Flocking for Road Traffic Efficiency Improvement - A Concept Study
Abstract
This thesis presents a concept study into the viability of flocking as a future road traffic management system for automatic vehicles. The idea is to remove the road lanes and let the vehicles themselves decide on the most effective road usage by dynamically allocating road space for either driving direction. The dynamic allocation achieved through flocking is more efficient than, e.g., lane barriers or traffic lights for changing direction of dynamic lanes.
Flocking requires each vehicle to follow a set of steering behaviors that, when followed by all vehicles, will result in emergent behavior.

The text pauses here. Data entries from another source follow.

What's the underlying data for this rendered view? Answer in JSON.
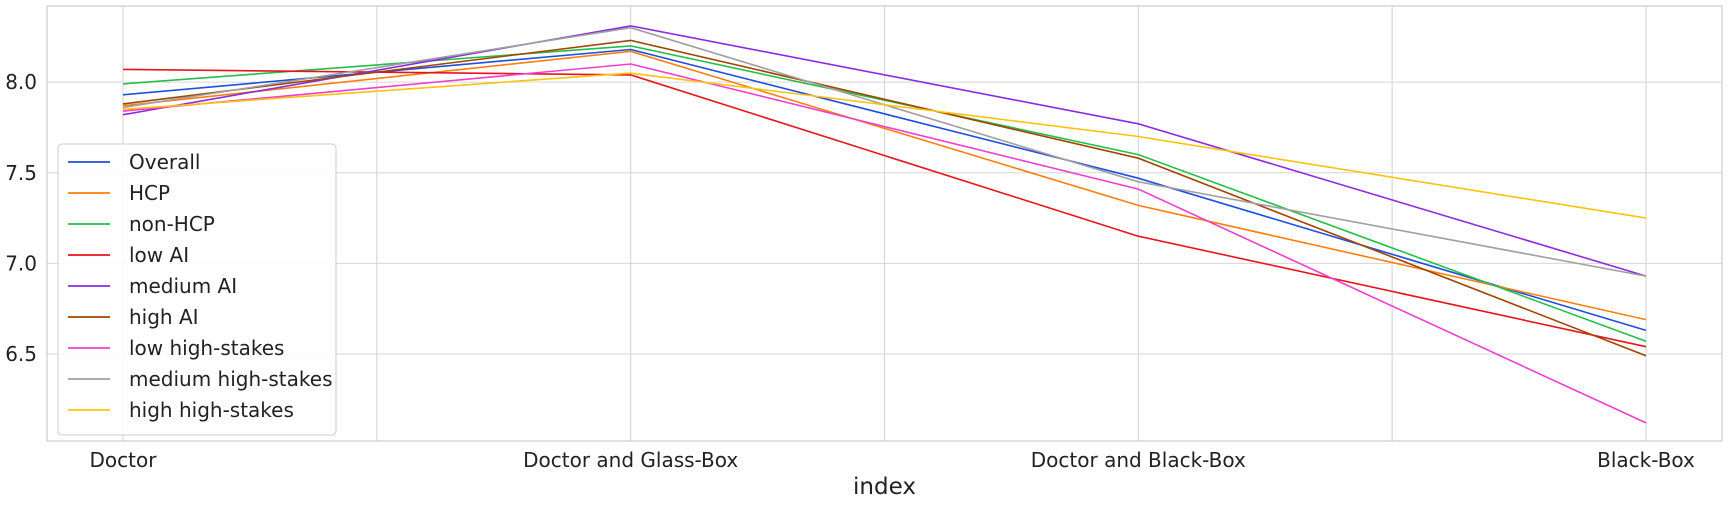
{
  "chart_data": {
    "type": "line",
    "title": "",
    "xlabel": "index",
    "ylabel": "",
    "categories": [
      "Doctor",
      "Doctor and Glass-Box",
      "Doctor and Black-Box",
      "Black-Box"
    ],
    "ylim": [
      6.02,
      8.42
    ],
    "yticks": [
      "6.5",
      "7.0",
      "7.5",
      "8.0"
    ],
    "ytick_values": [
      6.5,
      7.0,
      7.5,
      8.0
    ],
    "grid": true,
    "legend_position": "lower-left",
    "series": [
      {
        "name": "Overall",
        "color": "#1f4fe0",
        "values": [
          7.93,
          8.18,
          7.47,
          6.63
        ]
      },
      {
        "name": "HCP",
        "color": "#ff7f0e",
        "values": [
          7.87,
          8.17,
          7.32,
          6.69
        ]
      },
      {
        "name": "non-HCP",
        "color": "#22c04a",
        "values": [
          7.99,
          8.2,
          7.6,
          6.57
        ]
      },
      {
        "name": "low AI",
        "color": "#e8141c",
        "values": [
          8.07,
          8.04,
          7.15,
          6.54
        ]
      },
      {
        "name": "medium AI",
        "color": "#8a2be2",
        "values": [
          7.82,
          8.31,
          7.77,
          6.93
        ]
      },
      {
        "name": "high AI",
        "color": "#a34400",
        "values": [
          7.88,
          8.23,
          7.58,
          6.49
        ]
      },
      {
        "name": "low high-stakes",
        "color": "#f03ed0",
        "values": [
          7.84,
          8.1,
          7.41,
          6.12
        ]
      },
      {
        "name": "medium high-stakes",
        "color": "#a0a0a0",
        "values": [
          7.86,
          8.3,
          7.45,
          6.93
        ]
      },
      {
        "name": "high high-stakes",
        "color": "#ffc20e",
        "values": [
          7.85,
          8.05,
          7.7,
          7.25
        ]
      }
    ]
  }
}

In this study, we have implemented a road segment in Unreal Engine 4, along with multiple different vehicles to test the performance of flocking on diversified and homogeneous asymmetric road traffic. We have also performed some experiments to test flocking on homogeneous symmetric road traffic.
Our results show that flocking is a viable option for future road traffic management, and the emergent behavior is able to dynamically allocate road space as needed.
Further, the results show throughput on a 20m wide road can be increased by 72% with diversified asymmetric traffic, and 56% with homogeneous symmetric traffic. We believe some of the throughput increase is due to automatic vehicles being more effective than human drivers and not solely the achievement of emergent behavior.